Energy supply: Important for high milk yields!
With increasing milk yields of over 40 litres per day, cows are releasing a lot of energy, protein and lactose directly into the milk. As a result, they are often no longer able to provide enough nutrients and energy for their own metabolic processes. Metabolic disorders can appear. Sometimes these are called civilisation diseases of the dairy cow. However, the occurrence of these disorders and diseases can be prevented by targeted feeding and management optimalisation.
Prolonged drought and difficult weather conditions can lead to difficulties in the basic feed supply, both in terms of quantity and quality. The energy supply of the high-yield cow therefore requires special attention.
Early lactation key point
Early lactation is probably one of the most critical phases within the lactation of a dairy cow. With reduced feed intake and simultaneously increasing energy demand, the cow falls into a negative energy balance. If the energy demand exceeds the energy intake for a longer period, this has a negative impact on animal health, fertility and also on the subsequent milk yield. To prevent the energy balance from slipping into a strongly negative range, 3 factors are important:
1. maximise glucose supply
2. provide energy
3. lower NEFA’s* in the blood
*NEFA= Non-Esterified Fatty Acids
“Glucose saving mechanism” when using fat
According to HOPPE et al. 2005, the addition of rumen-stable fat triggers a “glucose-saving mechanism”. This can defuse the critical phase of early lactation a little and minimise the risk of metabolic disorders.

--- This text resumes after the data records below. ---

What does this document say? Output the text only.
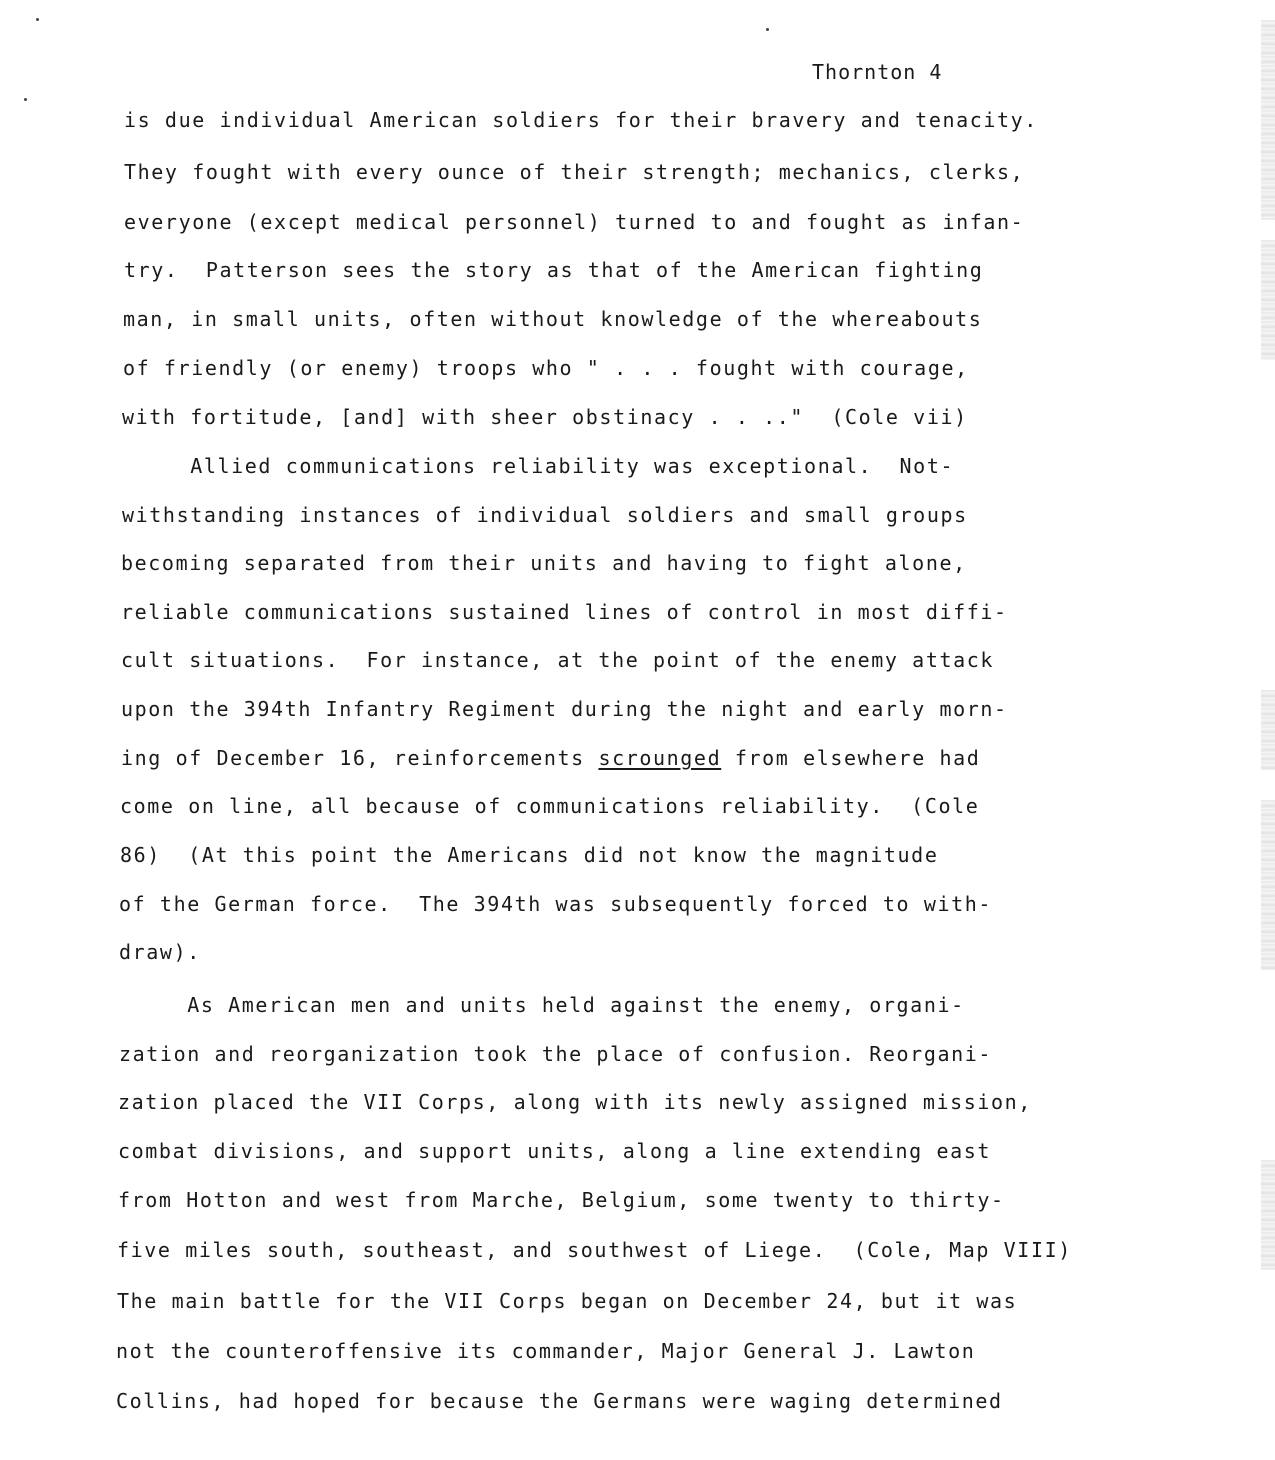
Thornton 4
is due individual American soldiers for their bravery and tenacity.
They fought with every ounce of their strength; mechanics, clerks,
everyone (except medical personnel) turned to and fought as infan-
try.  Patterson sees the story as that of the American fighting
man, in small units, often without knowledge of the whereabouts
of friendly (or enemy) troops who " . . . fought with courage,
with fortitude, [and] with sheer obstinacy . . .."  (Cole vii)
Allied communications reliability was exceptional.  Not-
withstanding instances of individual soldiers and small groups
becoming separated from their units and having to fight alone,
reliable communications sustained lines of control in most diffi-
cult situations.  For instance, at the point of the enemy attack
upon the 394th Infantry Regiment during the night and early morn-
ing of December 16, reinforcements scrounged from elsewhere had
come on line, all because of communications reliability.  (Cole
86)  (At this point the Americans did not know the magnitude
of the German force.  The 394th was subsequently forced to with-
draw).
As American men and units held against the enemy, organi-
zation and reorganization took the place of confusion. Reorgani-
zation placed the VII Corps, along with its newly assigned mission,
combat divisions, and support units, along a line extending east
from Hotton and west from Marche, Belgium, some twenty to thirty-
five miles south, southeast, and southwest of Liege.  (Cole, Map VIII)
The main battle for the VII Corps began on December 24, but it was
not the counteroffensive its commander, Major General J. Lawton
Collins, had hoped for because the Germans were waging determined
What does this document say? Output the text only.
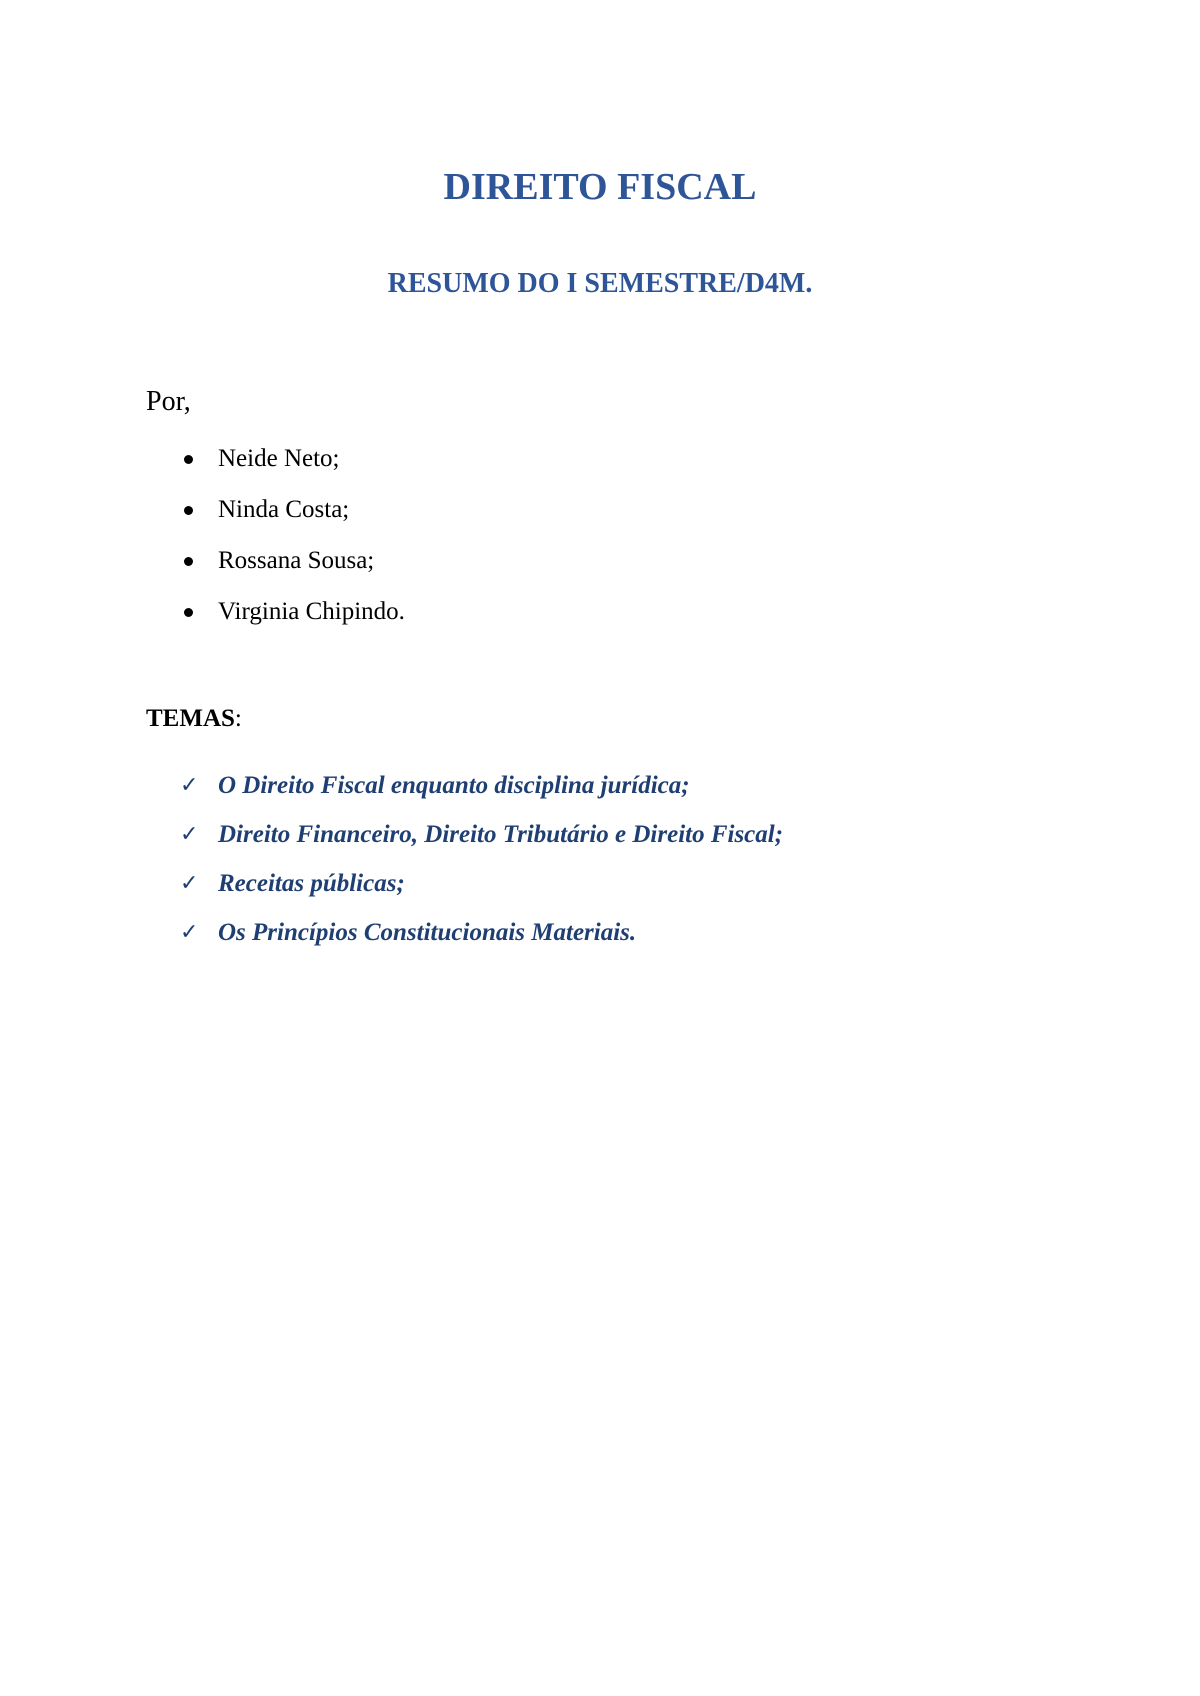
DIREITO FISCAL
RESUMO DO I SEMESTRE/D4M.
Por,
Neide Neto;
Ninda Costa;
Rossana Sousa;
Virginia Chipindo.
TEMAS:
✓ O Direito Fiscal enquanto disciplina jurídica;
✓ Direito Financeiro, Direito Tributário e Direito Fiscal;
✓ Receitas públicas;
✓ Os Princípios Constitucionais Materiais.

A mayor part of the energy that the cow can mobilise at early lactation goes into the production of milk and not into other metabolic processes. In these phases, the administration of rumen-stable fat is advantageous. This is because the cow then uses the fat mainly for milk synthesis. This means that less energy must be mobilised from the body mass. The negative energy balance is reduced.
Voigt et al. (2005) investigated glucose and fat metabolism in the first 15 weeks of lactation with and without fat supplementation using 13C markers. The fatty acids from the fat supplement were preferably incorporated directly into the milk fat. This means that fewer long-chain fatty acids have to be newly formed (de-novo-synthesis) and glucose is saved. The use of the marker also allowed a more precise analysis of the glucose conversions in the metabolism. Due to the use of fat in the feed, the metabolic rate changed, the consumption of glucose in the muscle and fat tissue was reduced, and at the same time the supply of glucose to the mammary gland for lactose synthesis was improved. The daily quantity of milk and lactose increases.
Rumen-stable fat at the beginning of lactation can increase the daily amount of milk and lactose!
Advantages of pure triglycerides
In 2010 KARCAGI et al. investigated the use of Ca-saponified fats and hydrogenated triglycerides (rumen-stable fat) in high-yielding cows. From 25 days before calving to 100 days after calving, they added Ca-soaps or hydrogenated triglycerides to the ration. During this period, feed intake, milk yield and milk constituents were measured. In addition, blood samples and liver tissue were taken from the cows in the different groups before and after calving.
The supplementation of rumen-stable fat had as an effect that the blood glucose level decreased to a lower extent before calving and to increased to a higher level after calving.
Before calving and throughout the transit phase, it is normal that the blood glucose level of the cow drops. However, if it drops too much, this has consequences. Oestrus symptoms and insemination successes do not occur. By adding rumen-stable fat, already before calving, the blood glucose level at calving drops less compared too feeding Ca-soap or without fat (control group). After calving, the blood glucose level rises again. The cow mobilises less body fat and the metabolism is relieved.
Rumen-stable fat before calving and at early lactation increases the blood glucose level after calving. This gives the cow a better start into the following lactation!